-   Kolunu bağlamışsın.

- Bir faydası olmayacağını biliyordum ama belki dönüşümü geciktirir diye bağladım ve bütün gücümle sıktım.

Selim Merve’nin kolunu biraz yakından incelenmişti. Merve kolunu o kadar sıkı bağlamıştı ki kolunun alt tarafı buz gibi olmuş ve kan dolaşımı neredeyse durmuştu. Belki de Merve için hala umut vardı.

- Kolunu ısırıldıktan hemen sonra mı bağladın?

- Evet, beni ısıran zombiyi öldürdükten hemen sonra kolumu bağladım.
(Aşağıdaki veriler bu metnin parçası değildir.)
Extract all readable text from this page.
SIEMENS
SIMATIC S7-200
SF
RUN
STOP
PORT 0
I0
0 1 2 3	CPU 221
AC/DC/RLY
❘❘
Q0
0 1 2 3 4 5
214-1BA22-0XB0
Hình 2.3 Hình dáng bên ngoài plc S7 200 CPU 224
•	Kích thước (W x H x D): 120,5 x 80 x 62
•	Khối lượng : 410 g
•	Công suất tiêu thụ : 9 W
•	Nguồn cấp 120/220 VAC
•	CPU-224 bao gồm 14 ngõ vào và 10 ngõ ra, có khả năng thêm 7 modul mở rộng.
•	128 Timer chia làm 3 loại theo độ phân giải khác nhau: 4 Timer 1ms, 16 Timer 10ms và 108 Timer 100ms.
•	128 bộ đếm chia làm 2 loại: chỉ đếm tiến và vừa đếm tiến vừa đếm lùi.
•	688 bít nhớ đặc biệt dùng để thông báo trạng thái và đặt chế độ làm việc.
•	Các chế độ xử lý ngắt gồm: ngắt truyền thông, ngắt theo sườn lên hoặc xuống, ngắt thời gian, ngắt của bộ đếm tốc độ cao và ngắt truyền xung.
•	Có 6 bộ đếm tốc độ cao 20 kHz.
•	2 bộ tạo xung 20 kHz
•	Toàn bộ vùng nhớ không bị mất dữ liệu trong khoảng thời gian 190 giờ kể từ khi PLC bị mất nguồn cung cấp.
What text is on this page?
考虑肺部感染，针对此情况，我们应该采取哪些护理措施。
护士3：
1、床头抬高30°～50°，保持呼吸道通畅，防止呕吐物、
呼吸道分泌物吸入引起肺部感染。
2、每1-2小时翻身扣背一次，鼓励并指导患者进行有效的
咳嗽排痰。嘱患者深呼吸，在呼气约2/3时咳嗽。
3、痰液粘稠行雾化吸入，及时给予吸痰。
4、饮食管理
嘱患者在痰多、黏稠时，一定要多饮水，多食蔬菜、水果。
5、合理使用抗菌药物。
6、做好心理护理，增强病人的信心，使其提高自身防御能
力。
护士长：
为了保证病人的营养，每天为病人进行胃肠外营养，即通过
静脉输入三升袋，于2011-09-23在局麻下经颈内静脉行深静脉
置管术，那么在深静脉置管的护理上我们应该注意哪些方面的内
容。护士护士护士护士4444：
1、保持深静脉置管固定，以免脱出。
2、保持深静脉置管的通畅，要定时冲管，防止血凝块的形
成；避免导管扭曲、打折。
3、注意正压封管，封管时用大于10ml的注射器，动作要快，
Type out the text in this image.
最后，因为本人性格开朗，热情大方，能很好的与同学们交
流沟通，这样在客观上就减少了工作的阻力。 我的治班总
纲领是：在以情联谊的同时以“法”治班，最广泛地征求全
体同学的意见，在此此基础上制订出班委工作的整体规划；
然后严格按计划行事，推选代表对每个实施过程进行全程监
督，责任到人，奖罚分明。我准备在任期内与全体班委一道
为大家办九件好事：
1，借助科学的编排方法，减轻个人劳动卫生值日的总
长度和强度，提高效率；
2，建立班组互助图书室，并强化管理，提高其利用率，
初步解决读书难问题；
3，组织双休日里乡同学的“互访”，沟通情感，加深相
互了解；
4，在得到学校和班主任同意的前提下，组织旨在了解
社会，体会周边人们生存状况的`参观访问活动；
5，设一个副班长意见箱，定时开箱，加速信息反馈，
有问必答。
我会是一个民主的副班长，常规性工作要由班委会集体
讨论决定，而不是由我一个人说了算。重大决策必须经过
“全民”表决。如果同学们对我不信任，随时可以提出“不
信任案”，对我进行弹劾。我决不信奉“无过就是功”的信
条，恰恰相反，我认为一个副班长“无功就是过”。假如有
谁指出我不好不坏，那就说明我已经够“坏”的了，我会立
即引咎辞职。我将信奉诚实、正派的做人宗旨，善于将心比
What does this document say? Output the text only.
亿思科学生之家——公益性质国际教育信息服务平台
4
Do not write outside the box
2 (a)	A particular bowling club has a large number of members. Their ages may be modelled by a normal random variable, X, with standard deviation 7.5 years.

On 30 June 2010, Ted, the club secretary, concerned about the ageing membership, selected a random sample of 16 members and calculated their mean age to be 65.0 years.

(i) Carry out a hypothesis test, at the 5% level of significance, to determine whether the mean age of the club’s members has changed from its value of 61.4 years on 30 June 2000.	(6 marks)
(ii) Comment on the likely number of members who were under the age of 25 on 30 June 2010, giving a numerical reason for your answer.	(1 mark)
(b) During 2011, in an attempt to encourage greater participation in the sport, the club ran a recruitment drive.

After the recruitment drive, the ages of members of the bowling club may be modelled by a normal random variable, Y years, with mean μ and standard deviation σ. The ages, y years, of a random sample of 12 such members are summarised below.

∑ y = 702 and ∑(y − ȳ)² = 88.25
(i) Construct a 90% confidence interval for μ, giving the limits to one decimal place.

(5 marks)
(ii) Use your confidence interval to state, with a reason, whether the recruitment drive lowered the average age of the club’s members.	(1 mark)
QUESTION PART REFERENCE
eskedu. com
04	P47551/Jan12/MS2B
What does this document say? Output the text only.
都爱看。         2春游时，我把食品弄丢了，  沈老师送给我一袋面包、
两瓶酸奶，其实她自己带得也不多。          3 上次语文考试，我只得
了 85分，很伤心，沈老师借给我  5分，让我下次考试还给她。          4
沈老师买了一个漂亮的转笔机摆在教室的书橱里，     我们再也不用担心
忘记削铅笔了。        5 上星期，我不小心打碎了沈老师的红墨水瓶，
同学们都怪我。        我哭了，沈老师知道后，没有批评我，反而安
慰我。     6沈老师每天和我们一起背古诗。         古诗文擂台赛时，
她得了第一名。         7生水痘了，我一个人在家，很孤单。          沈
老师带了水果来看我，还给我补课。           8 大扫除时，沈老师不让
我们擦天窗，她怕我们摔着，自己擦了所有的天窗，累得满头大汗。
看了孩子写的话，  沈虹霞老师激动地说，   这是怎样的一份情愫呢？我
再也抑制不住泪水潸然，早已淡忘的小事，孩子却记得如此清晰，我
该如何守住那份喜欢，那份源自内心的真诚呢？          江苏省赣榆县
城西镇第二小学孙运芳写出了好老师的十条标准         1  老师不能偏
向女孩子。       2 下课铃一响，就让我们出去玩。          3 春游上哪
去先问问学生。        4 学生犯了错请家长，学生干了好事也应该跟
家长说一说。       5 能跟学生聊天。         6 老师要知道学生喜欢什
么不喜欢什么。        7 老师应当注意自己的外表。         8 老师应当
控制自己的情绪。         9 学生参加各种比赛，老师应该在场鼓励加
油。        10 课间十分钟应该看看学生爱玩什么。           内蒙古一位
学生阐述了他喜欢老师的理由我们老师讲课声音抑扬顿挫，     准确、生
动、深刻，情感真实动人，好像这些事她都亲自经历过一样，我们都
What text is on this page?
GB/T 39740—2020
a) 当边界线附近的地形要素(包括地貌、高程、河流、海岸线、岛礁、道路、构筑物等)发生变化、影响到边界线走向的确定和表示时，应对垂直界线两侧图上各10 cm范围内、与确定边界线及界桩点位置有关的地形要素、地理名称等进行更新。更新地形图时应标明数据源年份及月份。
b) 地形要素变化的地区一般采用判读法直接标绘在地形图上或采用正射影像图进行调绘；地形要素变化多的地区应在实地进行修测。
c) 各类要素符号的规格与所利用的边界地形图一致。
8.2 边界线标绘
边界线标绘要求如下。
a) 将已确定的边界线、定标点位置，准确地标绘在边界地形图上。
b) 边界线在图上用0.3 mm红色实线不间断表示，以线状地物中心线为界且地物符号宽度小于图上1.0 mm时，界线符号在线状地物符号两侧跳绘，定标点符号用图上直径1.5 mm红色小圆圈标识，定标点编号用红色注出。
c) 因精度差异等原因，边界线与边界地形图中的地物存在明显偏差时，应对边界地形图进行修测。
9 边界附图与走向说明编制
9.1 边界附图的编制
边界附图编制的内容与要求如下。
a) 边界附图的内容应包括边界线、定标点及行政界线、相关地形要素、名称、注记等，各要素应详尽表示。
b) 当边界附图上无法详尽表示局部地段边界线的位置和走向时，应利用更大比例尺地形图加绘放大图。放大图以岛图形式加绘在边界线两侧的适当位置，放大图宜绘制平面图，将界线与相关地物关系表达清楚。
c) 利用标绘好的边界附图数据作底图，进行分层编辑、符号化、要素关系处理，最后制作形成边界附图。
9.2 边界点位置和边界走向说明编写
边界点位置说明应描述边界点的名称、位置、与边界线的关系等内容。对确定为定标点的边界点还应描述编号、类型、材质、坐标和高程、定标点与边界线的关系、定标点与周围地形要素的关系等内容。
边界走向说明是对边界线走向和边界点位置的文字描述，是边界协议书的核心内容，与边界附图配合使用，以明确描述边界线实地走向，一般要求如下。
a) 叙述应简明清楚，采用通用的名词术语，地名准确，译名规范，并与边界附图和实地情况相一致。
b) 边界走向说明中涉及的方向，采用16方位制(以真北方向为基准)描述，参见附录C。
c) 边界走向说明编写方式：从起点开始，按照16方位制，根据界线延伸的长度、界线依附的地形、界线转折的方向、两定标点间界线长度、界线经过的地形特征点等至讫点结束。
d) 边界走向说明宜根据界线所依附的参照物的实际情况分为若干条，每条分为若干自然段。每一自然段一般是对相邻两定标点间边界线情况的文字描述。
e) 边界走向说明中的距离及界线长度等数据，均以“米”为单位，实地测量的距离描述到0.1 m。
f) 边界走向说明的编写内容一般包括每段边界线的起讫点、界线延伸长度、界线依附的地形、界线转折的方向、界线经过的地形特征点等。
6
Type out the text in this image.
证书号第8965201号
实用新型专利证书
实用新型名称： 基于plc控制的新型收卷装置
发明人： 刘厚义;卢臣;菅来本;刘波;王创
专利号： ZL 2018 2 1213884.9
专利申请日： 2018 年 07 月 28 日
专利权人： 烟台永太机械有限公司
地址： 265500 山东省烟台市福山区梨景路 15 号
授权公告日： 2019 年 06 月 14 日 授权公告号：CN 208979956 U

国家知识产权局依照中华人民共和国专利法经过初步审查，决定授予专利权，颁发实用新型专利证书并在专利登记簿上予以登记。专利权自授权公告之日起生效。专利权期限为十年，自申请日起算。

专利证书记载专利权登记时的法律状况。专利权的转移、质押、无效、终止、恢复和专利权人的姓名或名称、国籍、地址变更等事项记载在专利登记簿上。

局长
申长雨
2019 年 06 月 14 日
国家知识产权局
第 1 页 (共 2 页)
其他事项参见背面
- Pek ümit vermek istemem ama kolunu kesersek belki bir şansın olabilir. Ama dediğim gibi çok küçük bir ihtimal, denemek ister misin?

- Kaybedecek neyim var ki?

- Hemen atla arabaya o zaman. Savaş, Can hadi hemen arabaya atlayın. Çok hızlı olmamız gerekiyor.

Arabanın diğer tarafında ağlayan Can ve onu teselli etmeye çalışan Savaş ne olduğunu anlayamamışlardı fakat Selim’in sesindeki kararlılık onların hemen arabaya binmelerini sağlamıştı. Selim arabayı büyük bir hızla sürmeye başlamıştı. Zaten kamyonlarından inmemiş olan Fırat ve İsmail de onları takip ediyorlardı.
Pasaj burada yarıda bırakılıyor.